Life Lessons: What have my biggest failures taught me
Have you ever thought that this painful experience you’re handling now might be one of the most precious breakthroughs which ever happened to you?
I was always deeply shattered by every single failure going on my way. How could I consider it as a blessing when my life was falling apart? I would have to be crazy to tell you it was all right for me.
I was fed up seeing people always succeeding and seeing myself always failing. I was fed up seeing myself always making millimeter steps into many different directions and seeing other people always running straight to the stars.
The more difficult, the better lesson.
With the course of the time, it became obvious that my failures don’t happen without a purpose. It was either me who didn’t change and stuck to a vicious circle or life who wanted to push me toward a new path. It became obvious that the more difficult it gets, the more life wants to teach me at the final stage.
The question was what did life want to teach me?
Failure 1. Never assume it will go easy.
Expect the best, but be prepared for the worse. Whether there’s a small chance something will go wrong, I prepare myself for all possible scenarios. I already know that getting the hit straight into my face might be devastating if it lacks of proper training.
I was not prepared for any negative surprises in my life. Afterward, it took years to recover from them. Just because I was foolish to believe I can be untouchable.
How can you prepare yourself for the worst scenario?
- Keep reassuring yourself that whatever happens, you will deal with it
- If you don’t fail at least once, you don’t succeed
- There’re people who have already gone through the same. Learn by example how to overcome obstacles
- Pray. You’re not alone.
- Fail better and better
- Get a plan B
Failure 2. What doesn’t kill you makes you stronger.

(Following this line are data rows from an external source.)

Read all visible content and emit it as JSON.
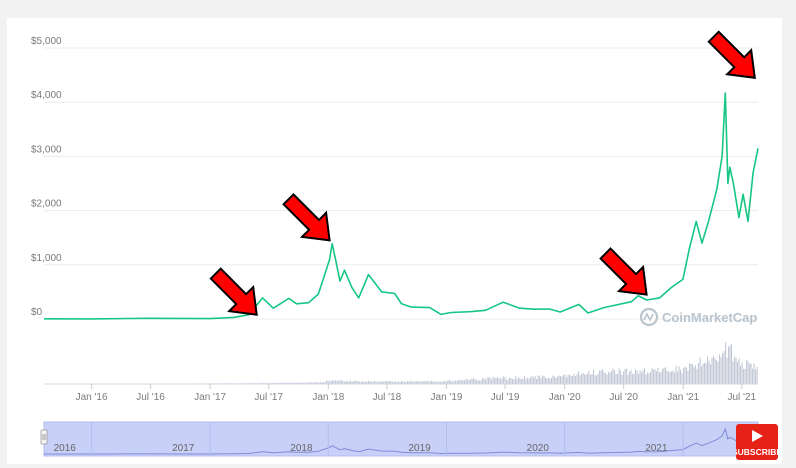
{
  "chart_data": {
    "type": "line",
    "title": "",
    "xlabel": "",
    "ylabel": "",
    "ylim": [
      0,
      5000
    ],
    "grid": true,
    "y_ticks": [
      "$5,000",
      "$4,000",
      "$3,000",
      "$2,000",
      "$1,000",
      "$0"
    ],
    "y_tick_values": [
      5000,
      4000,
      3000,
      2000,
      1000,
      0
    ],
    "x_ticks": [
      "Jan '16",
      "Jul '16",
      "Jan '17",
      "Jul '17",
      "Jan '18",
      "Jul '18",
      "Jan '19",
      "Jul '19",
      "Jan '20",
      "Jul '20",
      "Jan '21",
      "Jul '21"
    ],
    "x_range": [
      "2015-08-07",
      "2021-08-20"
    ],
    "series": [
      {
        "color": "#16c784",
        "points": [
          [
            "2015-08-07",
            3
          ],
          [
            "2016-01-01",
            1
          ],
          [
            "2016-06-15",
            13
          ],
          [
            "2016-12-31",
            8
          ],
          [
            "2017-03-15",
            30
          ],
          [
            "2017-05-01",
            80
          ],
          [
            "2017-06-12",
            390
          ],
          [
            "2017-07-15",
            200
          ],
          [
            "2017-09-01",
            380
          ],
          [
            "2017-09-25",
            280
          ],
          [
            "2017-11-01",
            300
          ],
          [
            "2017-12-01",
            460
          ],
          [
            "2017-12-20",
            800
          ],
          [
            "2018-01-05",
            1100
          ],
          [
            "2018-01-13",
            1390
          ],
          [
            "2018-01-25",
            1050
          ],
          [
            "2018-02-06",
            700
          ],
          [
            "2018-02-20",
            900
          ],
          [
            "2018-03-15",
            580
          ],
          [
            "2018-04-05",
            390
          ],
          [
            "2018-05-05",
            820
          ],
          [
            "2018-06-15",
            500
          ],
          [
            "2018-07-25",
            470
          ],
          [
            "2018-08-15",
            280
          ],
          [
            "2018-09-15",
            220
          ],
          [
            "2018-11-10",
            210
          ],
          [
            "2018-12-15",
            85
          ],
          [
            "2019-01-15",
            120
          ],
          [
            "2019-03-15",
            135
          ],
          [
            "2019-05-01",
            160
          ],
          [
            "2019-06-25",
            310
          ],
          [
            "2019-08-15",
            200
          ],
          [
            "2019-10-01",
            180
          ],
          [
            "2019-11-15",
            185
          ],
          [
            "2019-12-18",
            130
          ],
          [
            "2020-02-14",
            270
          ],
          [
            "2020-03-13",
            110
          ],
          [
            "2020-05-01",
            210
          ],
          [
            "2020-07-25",
            320
          ],
          [
            "2020-08-15",
            430
          ],
          [
            "2020-09-10",
            350
          ],
          [
            "2020-10-20",
            390
          ],
          [
            "2020-11-25",
            580
          ],
          [
            "2020-12-31",
            730
          ],
          [
            "2021-01-20",
            1300
          ],
          [
            "2021-02-10",
            1800
          ],
          [
            "2021-02-28",
            1400
          ],
          [
            "2021-03-20",
            1800
          ],
          [
            "2021-04-15",
            2400
          ],
          [
            "2021-05-01",
            3000
          ],
          [
            "2021-05-11",
            4170
          ],
          [
            "2021-05-19",
            2500
          ],
          [
            "2021-05-25",
            2800
          ],
          [
            "2021-06-05",
            2500
          ],
          [
            "2021-06-22",
            1870
          ],
          [
            "2021-07-05",
            2300
          ],
          [
            "2021-07-20",
            1800
          ],
          [
            "2021-08-05",
            2700
          ],
          [
            "2021-08-20",
            3150
          ]
        ]
      }
    ],
    "volume": {
      "color": "#c3c9d6",
      "note_scale_max": 1,
      "points": [
        [
          "2015-08-07",
          0.002
        ],
        [
          "2016-06-15",
          0.005
        ],
        [
          "2017-05-01",
          0.02
        ],
        [
          "2017-12-01",
          0.04
        ],
        [
          "2018-01-10",
          0.09
        ],
        [
          "2018-06-01",
          0.06
        ],
        [
          "2018-12-15",
          0.07
        ],
        [
          "2019-06-01",
          0.15
        ],
        [
          "2019-12-01",
          0.18
        ],
        [
          "2020-03-13",
          0.3
        ],
        [
          "2020-08-15",
          0.32
        ],
        [
          "2020-12-31",
          0.38
        ],
        [
          "2021-02-10",
          0.55
        ],
        [
          "2021-04-15",
          0.6
        ],
        [
          "2021-05-19",
          1.0
        ],
        [
          "2021-06-22",
          0.55
        ],
        [
          "2021-08-20",
          0.4
        ]
      ]
    },
    "navigator_years": [
      "2016",
      "2017",
      "2018",
      "2019",
      "2020",
      "2021"
    ],
    "watermark": "CoinMarketCap",
    "annotations": [
      {
        "type": "arrow",
        "color": "#ff0000",
        "points_to": [
          "2017-05-25",
          80
        ]
      },
      {
        "type": "arrow",
        "color": "#ff0000",
        "points_to": [
          "2018-01-05",
          1450
        ]
      },
      {
        "type": "arrow",
        "color": "#ff0000",
        "points_to": [
          "2020-09-10",
          450
        ]
      },
      {
        "type": "arrow",
        "color": "#ff0000",
        "points_to": [
          "2021-08-10",
          4450
        ]
      }
    ]
  },
  "badge": {
    "label": "SUBSCRIBE",
    "color": "#e62117"
  }
}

In a countless number of times, I was sure it was over. I didn’t believe I could get out of that shit. I felt ashamed, I felt hopeless, I felt helpless. I knew I screwed up my chance. I knew I could not turn back time.
A woman is like a tea bag – you can’t tell how strong she is until you put her in hot water.

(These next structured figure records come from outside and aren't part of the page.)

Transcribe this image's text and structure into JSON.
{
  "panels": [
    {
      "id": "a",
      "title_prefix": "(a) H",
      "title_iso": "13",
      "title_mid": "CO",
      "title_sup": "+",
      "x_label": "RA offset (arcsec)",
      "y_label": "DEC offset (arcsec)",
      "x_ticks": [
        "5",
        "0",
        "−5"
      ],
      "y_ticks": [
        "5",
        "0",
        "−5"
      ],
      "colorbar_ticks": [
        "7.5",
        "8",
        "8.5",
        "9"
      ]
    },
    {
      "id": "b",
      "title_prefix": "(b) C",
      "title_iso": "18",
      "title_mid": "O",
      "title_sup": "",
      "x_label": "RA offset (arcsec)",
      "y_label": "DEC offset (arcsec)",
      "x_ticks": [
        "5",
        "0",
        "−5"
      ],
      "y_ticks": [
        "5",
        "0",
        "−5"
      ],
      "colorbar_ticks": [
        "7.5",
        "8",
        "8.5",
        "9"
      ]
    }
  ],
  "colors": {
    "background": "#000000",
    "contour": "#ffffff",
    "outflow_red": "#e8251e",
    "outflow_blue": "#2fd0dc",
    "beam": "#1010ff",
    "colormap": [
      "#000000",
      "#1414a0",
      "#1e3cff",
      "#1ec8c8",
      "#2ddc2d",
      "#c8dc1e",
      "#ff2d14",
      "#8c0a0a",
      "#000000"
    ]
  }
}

I’ve never considered myself being strong. Until my failures showed me a completely different person than I thought I was. I discovered a great capacity not only to survive but also to start over my efforts. To try differently. To believe in myself one more time.
Failure 3. It must take time to heal.
I cannot say my failures didn’t hurt me and that I was able to take them in the cold light of the day. They hurt me to the core. And they made me analyze, relive and overthink what happened a billion times. At that point, I would never believe time can do anything with it. At that time I would rather believe that my regret aggravates every next day of my life. While it was the opposite. Every next day of my life proved that time heals and it must take time to heal. It requires regular self-forgiveness for not being perfect, for not knowing everything, for not making good decisions.